Core Concepts
Adapting strategies from transfer-based attacks on image classification models, specifically Skip Gradient Method (SGM) and Intermediate Level Attack (ILA), can significantly improve the effectiveness of gradient-based adversarial prompt generation against safety-aligned large language models.
Stats
GCG-LSGM-LILA achieves a match rate of 87% when attacking Llama-2-7B-Chat on AdvBench, outperforming the baseline GCG attack (54%).
GCG-LSGM-LILA achieves an attack success rate of 68% for query-specific adversarial prompts against Llama-2-7B-Chat on AdvBench, compared to 38% for GCG.
In universal adversarial prompt generation, GCG-LSGM-LILA achieves an average attack success rate of 60.32% against Llama-2-7B-Chat on AdvBench, a +33.64% improvement over GCG.

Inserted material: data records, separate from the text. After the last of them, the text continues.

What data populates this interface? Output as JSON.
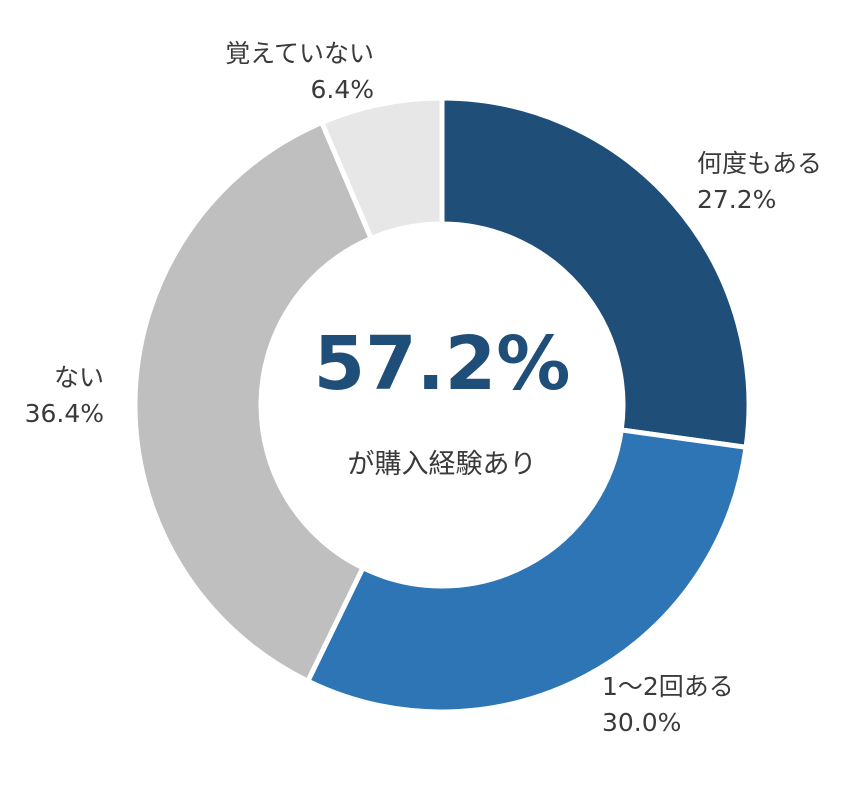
{
  "chart_data": {
    "type": "pie",
    "donut": true,
    "categories": [
      "何度もある",
      "1〜2回ある",
      "ない",
      "覚えていない"
    ],
    "values": [
      27.2,
      30.0,
      36.4,
      6.4
    ],
    "value_labels": [
      "27.2%",
      "30.0%",
      "36.4%",
      "6.4%"
    ],
    "colors": [
      "#1f4e79",
      "#2e75b6",
      "#bfbfbf",
      "#e7e7e7"
    ],
    "start": "12 o'clock",
    "direction": "clockwise",
    "legend": "none",
    "center": {
      "value": "57.2%",
      "caption": "が購入経験あり"
    }
  }
}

GCG-LSGM-LILA achieves a +30%, +19%, +19%, and +21% improvement in attack success rate over GCG when attacking Llama-2-7B-Chat, Llama-2-13B-Chat, Mistral-7B-Instruct, and Phi3-Mini-4K-Instruct, respectively.
Quotes
"In this paper, we carefully examine the discrepancy between the gradient of the adversarial loss w.r.t. one-hot vectors and the real effect of the change in loss that results from token replacement."
"We present a new perspective that this gap resembles the gap between input gradients calculated using a substitute model and the real effect of perturbing inputs on the prediction of a black-box victim model, which has been widely studied in transfer-based attacks against black-box image classification models."
"Our empirical results show that 87% of the query-specific adversarial suffixes generated by the developed combination can induce Llama-2-7B-Chat to produce the output that exactly matches the target string on AdvBench."